What are Auxillaries? When the verbs ‘be’ (am, is, was, were, will be), ‘have’ and ‘do’, when used with ordinary verbs to make tense, passive forms, questions and negatives are called auxiliary verbs or simply auxiliaries.
Let us look at auxiliaries in detail:
• The auxiliary ‘be’ is used in the formation of the continuous tenses
o For example – He is working. I was writing. I will be learning.
• In the formation of the passive voice
o For example – The gate was opened. I am informed about the meeting.
• To indicate a plan, arrangement or agreement.
o For example – We are to be married next month.
• To denote a command.
o For example – Be careful! Be patient!
• The auxiliary ‘have’ is used in the formation of perfect tenses.
o For example – He has eaten
• Have is used with the infinitive to indicate obligation.
o For example – He has to start the conference by 9:00 am.
• The past form had to is used to express obligation in the past.

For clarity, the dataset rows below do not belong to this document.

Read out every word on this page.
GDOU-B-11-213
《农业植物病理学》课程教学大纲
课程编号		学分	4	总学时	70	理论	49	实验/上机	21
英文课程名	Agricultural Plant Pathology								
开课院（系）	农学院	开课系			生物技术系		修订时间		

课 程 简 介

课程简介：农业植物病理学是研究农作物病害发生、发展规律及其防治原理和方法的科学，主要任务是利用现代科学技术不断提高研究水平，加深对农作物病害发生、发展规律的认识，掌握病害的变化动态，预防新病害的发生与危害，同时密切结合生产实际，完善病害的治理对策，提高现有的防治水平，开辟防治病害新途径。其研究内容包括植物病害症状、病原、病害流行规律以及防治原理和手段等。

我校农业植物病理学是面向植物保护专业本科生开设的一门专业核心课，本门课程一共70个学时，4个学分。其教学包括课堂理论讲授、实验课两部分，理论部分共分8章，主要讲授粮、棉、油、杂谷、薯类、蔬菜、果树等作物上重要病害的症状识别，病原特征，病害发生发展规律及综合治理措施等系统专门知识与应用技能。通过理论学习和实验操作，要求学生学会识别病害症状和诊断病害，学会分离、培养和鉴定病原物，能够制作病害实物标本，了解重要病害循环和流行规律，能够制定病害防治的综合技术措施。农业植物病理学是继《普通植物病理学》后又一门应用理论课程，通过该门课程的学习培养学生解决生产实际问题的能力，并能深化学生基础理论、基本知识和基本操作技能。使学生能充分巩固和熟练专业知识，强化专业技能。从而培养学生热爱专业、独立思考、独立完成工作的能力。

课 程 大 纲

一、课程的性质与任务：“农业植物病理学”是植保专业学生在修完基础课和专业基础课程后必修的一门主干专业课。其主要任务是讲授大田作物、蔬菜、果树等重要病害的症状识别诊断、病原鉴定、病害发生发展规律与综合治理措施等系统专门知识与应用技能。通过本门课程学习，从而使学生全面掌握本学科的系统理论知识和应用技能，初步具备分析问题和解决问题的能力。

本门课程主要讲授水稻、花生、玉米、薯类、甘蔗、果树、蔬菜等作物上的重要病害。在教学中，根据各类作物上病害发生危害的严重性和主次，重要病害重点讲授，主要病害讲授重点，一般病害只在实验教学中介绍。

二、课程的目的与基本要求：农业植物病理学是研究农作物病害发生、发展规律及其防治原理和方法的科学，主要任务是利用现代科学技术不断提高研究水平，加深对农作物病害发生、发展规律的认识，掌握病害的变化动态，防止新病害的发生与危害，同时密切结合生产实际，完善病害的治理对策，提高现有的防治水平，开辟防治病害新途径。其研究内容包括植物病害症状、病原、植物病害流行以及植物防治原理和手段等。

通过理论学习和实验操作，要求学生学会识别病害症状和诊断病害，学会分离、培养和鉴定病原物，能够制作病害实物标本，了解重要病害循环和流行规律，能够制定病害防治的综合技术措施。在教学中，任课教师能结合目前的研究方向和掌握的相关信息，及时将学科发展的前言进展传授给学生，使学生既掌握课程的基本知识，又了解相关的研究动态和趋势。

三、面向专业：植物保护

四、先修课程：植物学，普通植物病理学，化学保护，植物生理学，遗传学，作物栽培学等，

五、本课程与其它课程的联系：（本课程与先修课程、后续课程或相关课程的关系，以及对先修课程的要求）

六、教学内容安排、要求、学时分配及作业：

o For example - He had to find the solution on his own
• In negatives and questions have to and had to are used with do, does and did as
o For example – The have to go? The do not have to go? Do they have to go?
• The auxiliary ‘do’ is used in the formation of negative and interrogative of simple present and simple past tenses of ordinary verbs.
o For example – He does not work. He did not work. Does he work? Didn’t he work?
• To avoid repetition of a previous ordinary verb.
o For example – Do you know him? Yes, I do! Does she cook well? Yes, she does!
• Do is also used to emphasize the affirmative nature of the statement.
o For example – You do look weak.
• In the imperative, do makes a request or invitation more persuasive as
o For example – Do be quiet. Oh, please do come for the party!